M. Askani reprend son souffle et se demande : « Mais n'est-ce pas la dignité, la force la foi chrétienne d'oser croire en une force extérieure. Une extériorité qui n'est pas seulement en phase avec nous. Qui nous contredit peut-être, qui nous remet en question. Mais qui par contre, peut aussi être appelée par nous? »
Après près une heure d'échange entre M. Hendrikse et M. Askani, les personnes dans la salle interviennent. Un homme d'un certain âge prend la parole : « Votre livre m'a fasciné. En le lisant, je pensais au bon berger qui va chercher sa brebis perdue. Je crois qu'aujourd'hui, trop souvent, dans nos Eglises, on s'occupe des brebis qui veulent bien encore rester, mais que la majorité sont des brebis perdues auxquelles s'adresse probablement votre livre.
« Etes-vous chrétien? » demande une autre personne. Klaas Hendrikse n'esquive pas la question. « Je suis pasteur dans une Eglise chrétienne. J'ai grandi dans un environnement chrétien. C'est plus ou moins une coïncidence. Mais je ne me sens pas chrétien. Car cela impliquerait que le christianisme a quelque chose de spécial que les autres n'ont pas. Et cela je n'y crois pas. »

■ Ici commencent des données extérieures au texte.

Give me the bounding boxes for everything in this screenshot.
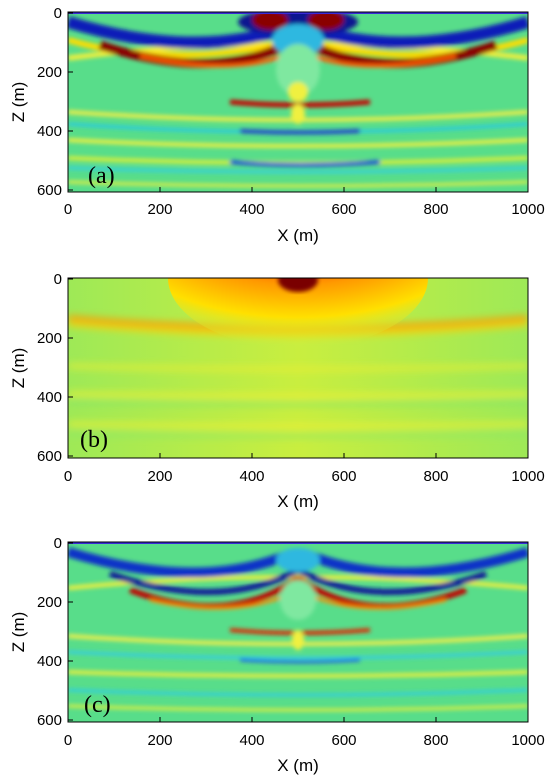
- panel-c-ztick-1: 200: [37, 594, 62, 611]
- panel-a-ztick-2: 400: [37, 123, 62, 140]
- panel-b-ztick-3: 600: [37, 448, 62, 465]
- panel-c-xtick-4: 800: [423, 732, 448, 749]
- panel-a-label: (a): [88, 163, 115, 189]
- panel-c-xlabel: X (m): [277, 756, 319, 775]
- panel-c-xticks: 0 200 400 600 800 1000: [64, 717, 545, 749]
- panel-a-xtick-3: 600: [331, 201, 356, 218]
- panel-a-ztick-1: 200: [37, 64, 62, 81]
- panel-a-xtick-4: 800: [423, 201, 448, 218]
- panel-b-xtick-5: 1000: [511, 468, 544, 485]
- panel-b-zticks: 0 200 400 600: [37, 271, 73, 465]
- panel-c-xtick-0: 0: [64, 732, 72, 749]
- panel-a-xlabel: X (m): [277, 226, 319, 245]
- panel-b-ylabel: Z (m): [9, 348, 28, 389]
- panel-c: (c) 0 200 400 600 0 200 400 600 800 1000…: [9, 535, 545, 775]
- panel-b-xtick-4: 800: [423, 468, 448, 485]
- panel-b-label: (b): [80, 427, 108, 453]
- panel-a-xtick-0: 0: [64, 201, 72, 218]
- panel-b-xlabel: X (m): [277, 492, 319, 511]
- panel-c-frame: [67, 541, 529, 723]
- panel-a-xtick-5: 1000: [511, 201, 544, 218]
- panel-c-xtick-2: 400: [239, 732, 264, 749]
- panel-c-label: (c): [84, 692, 111, 718]
- panel-a-xtick-2: 400: [239, 201, 264, 218]
- panel-c-ylabel: Z (m): [9, 612, 28, 653]
- panel-b-image: [68, 278, 528, 458]
- panel-b-frame: [67, 277, 529, 459]
- panel-a-image: [68, 12, 528, 192]
- panel-b-xtick-2: 400: [239, 468, 264, 485]
- panel-c-ztick-2: 400: [37, 653, 62, 670]
- panel-c-ztick-3: 600: [37, 712, 62, 729]
- panel-b: (b) 0 200 400 600 0 200 400 600 800 1000…: [9, 271, 545, 511]
- panel-c-xtick-1: 200: [147, 732, 172, 749]
- panel-a-ztick-0: 0: [54, 5, 62, 22]
- panel-b-xtick-3: 600: [331, 468, 356, 485]
- panel-a-ztick-3: 600: [37, 182, 62, 199]
- panel-c-xtick-3: 600: [331, 732, 356, 749]
- panel-b-xticks: 0 200 400 600 800 1000: [64, 453, 545, 485]
- panel-b-ztick-1: 200: [37, 330, 62, 347]
- panel-a-xtick-1: 200: [147, 201, 172, 218]
- panel-c-ztick-0: 0: [54, 535, 62, 552]
- panel-a-xticks: 0 200 400 600 800 1000: [64, 187, 545, 218]
- panel-a-zticks: 0 200 400 600: [37, 5, 73, 199]
- panel-b-xtick-0: 0: [64, 468, 72, 485]
- panel-c-image: [68, 542, 528, 722]
- panel-b-xtick-1: 200: [147, 468, 172, 485]
- panel-c-xtick-5: 1000: [511, 732, 544, 749]
- panel-a-ylabel: Z (m): [9, 82, 28, 123]
- panel-c-zticks: 0 200 400 600: [37, 535, 73, 729]
- panel-a: (a) 0 200 400 600 0 200 400 600 800 1000: [9, 5, 545, 245]
- panel-b-ztick-2: 400: [37, 389, 62, 406]
- panel-a-frame: [67, 11, 529, 193]
- panel-b-ztick-0: 0: [54, 271, 62, 288]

Un dernier participant intervient : « Je suis allé vous écouter prêcher en Hollande. J'ai trouvé votre culte traditionnel, sauf votre prédication. » Klaas Hendrikse rit devant la remarque. « Aimeriez-vous changer votre culte? votre Eglise? « Oui, bien sûr, j'aimerais le changer, répond-il en faisant siffler le « Yesssssss » dans l'espace genevois. « Dans la dernière partie de mon livre, je rêve de l'Eglise du futur. Et c'est plutôt frustrant de ne pas être en mesure de mettre cela en oeuvre. Mais je ne peux pas faire cela tout seul. J'ai besoin du soutien de ma communauté. »

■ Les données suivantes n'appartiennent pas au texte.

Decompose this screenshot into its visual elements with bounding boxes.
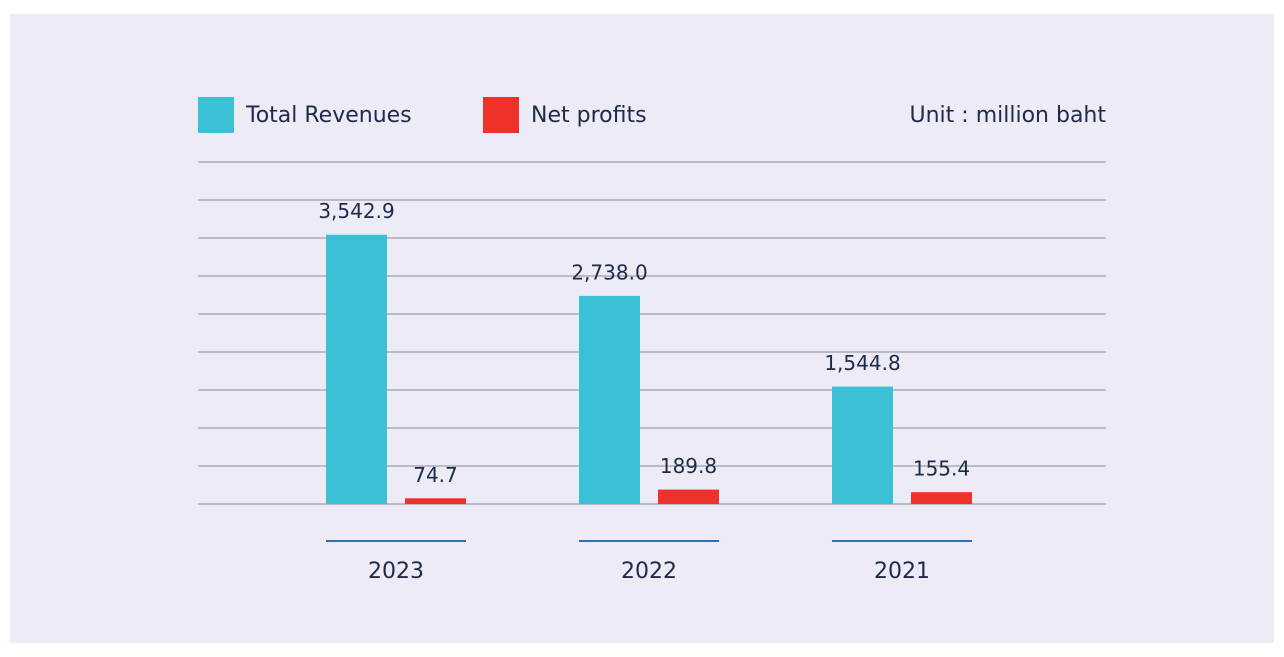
value-label: 3,542.9: [318, 199, 394, 223]
bar: [579, 295, 640, 504]
unit-note: Unit : million baht: [910, 103, 1107, 128]
value-label: 1,544.8: [824, 351, 900, 375]
x-tick-label: 2022: [621, 559, 677, 584]
value-label: 2,738.0: [571, 260, 647, 284]
bar: [405, 498, 466, 504]
x-tick-label: 2021: [874, 559, 930, 584]
bar: [832, 386, 893, 504]
value-label: 155.4: [913, 457, 970, 481]
bar: [326, 234, 387, 504]
x-tick-label: 2023: [368, 559, 424, 584]
legend-label: Net profits: [531, 103, 647, 128]
value-label: 74.7: [413, 463, 458, 487]
bar: [658, 489, 719, 504]
value-label: 189.8: [660, 454, 717, 478]
bar: [911, 492, 972, 504]
legend-swatch: [198, 97, 234, 133]
legend-label: Total Revenues: [245, 103, 412, 128]
legend-swatch: [483, 97, 519, 133]
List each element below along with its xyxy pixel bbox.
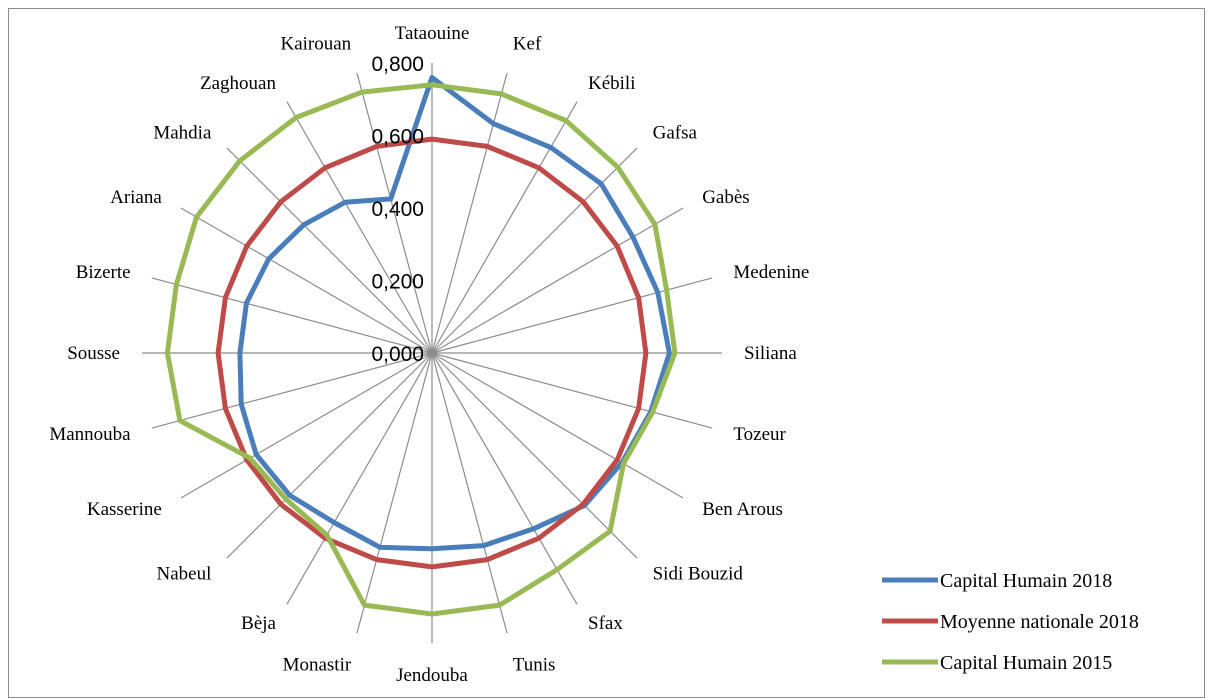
- spoke-16: [180, 352, 433, 499]
- tick-label: 0,400: [371, 198, 424, 221]
- spoke-23: [356, 72, 433, 354]
- category-label: Kasserine: [87, 499, 162, 520]
- category-label: Zaghouan: [200, 73, 276, 94]
- tick-label: 0,800: [371, 53, 424, 76]
- spoke-19: [151, 277, 433, 354]
- spoke-13: [356, 352, 433, 634]
- category-label: Kébili: [588, 73, 636, 94]
- legend: Capital Humain 2018 Moyenne nationale 201…: [882, 570, 1139, 674]
- series-line-moyenne-nationale-2018: [215, 136, 649, 570]
- category-label: Gabès: [702, 187, 749, 208]
- series-layer: [164, 75, 678, 617]
- spoke-20: [180, 207, 433, 354]
- radial-tick-labels: 0,000 0,200 0,400 0,600 0,800: [371, 53, 424, 366]
- legend-label: Capital Humain 2018: [940, 570, 1112, 592]
- spoke-21: [226, 147, 433, 354]
- category-label: Bizerte: [76, 262, 131, 283]
- category-label: Tataouine: [395, 23, 470, 44]
- tick-label: 0,600: [371, 126, 424, 149]
- series-line-capital-humain-2015: [164, 82, 678, 617]
- spoke-11: [431, 352, 508, 634]
- spoke-2: [431, 101, 578, 354]
- category-label: Mahdia: [153, 122, 212, 143]
- legend-label: Capital Humain 2015: [940, 652, 1112, 674]
- spoke-9: [431, 352, 638, 559]
- category-label: Bèja: [241, 613, 276, 634]
- category-label: Sousse: [67, 343, 120, 364]
- tick-label: 0,000: [371, 343, 424, 366]
- category-label: Ben Arous: [702, 499, 783, 520]
- category-label: Kairouan: [280, 34, 351, 55]
- tick-label: 0,200: [371, 271, 424, 294]
- category-label: Sidi Bouzid: [653, 564, 744, 585]
- category-label: Gafsa: [653, 122, 698, 143]
- category-label: Tozeur: [733, 424, 786, 445]
- spoke-15: [226, 352, 433, 559]
- spoke-17: [151, 352, 433, 429]
- series-line-capital-humain-2018: [237, 75, 672, 552]
- category-label: Medenine: [733, 262, 809, 283]
- spoke-1: [431, 72, 508, 354]
- spoke-4: [431, 207, 684, 354]
- spoke-14: [286, 352, 433, 605]
- spoke-3: [431, 147, 638, 354]
- spoke-grid: [142, 63, 722, 643]
- radar-chart: 0,000 0,200 0,400 0,600 0,800 Tataouine Kef Ké…: [49, 23, 1139, 684]
- spoke-8: [431, 352, 684, 499]
- category-label: Nabeul: [157, 564, 212, 585]
- spoke-7: [431, 352, 713, 429]
- category-label: Siliana: [744, 343, 797, 364]
- category-label: Sfax: [588, 613, 623, 634]
- spoke-22: [286, 101, 433, 354]
- spoke-10: [431, 352, 578, 605]
- category-label: Jendouba: [396, 665, 468, 684]
- category-label: Kef: [513, 34, 542, 55]
- category-label: Mannouba: [49, 424, 131, 445]
- category-label: Ariana: [110, 187, 162, 208]
- category-label: Tunis: [513, 654, 556, 675]
- legend-label: Moyenne nationale 2018: [940, 611, 1139, 633]
- category-label: Monastir: [283, 654, 352, 675]
- category-labels: Tataouine Kef Kébili Gafsa Gabès Medenine Sili…: [49, 23, 809, 684]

- M. Hendrikse a publié son livre « Croire en un Dieu qui n'existe pas. Manifeste d'un pasteur athée » en 2007 (en français chez Labor et Fides, 2011). Celui-ci a rencontré un succès important avec des thèses iconoclastes à tel point que son Eglise a hésité à le licencier. Il n'a pu rester en place que grâce au soutien de ses paroissiens.
- Klaas Hendrikse revient en Suisse romande le 27 septembre. On pourra l'entendre à l'Espace culturel des Terreaux à Lausanne.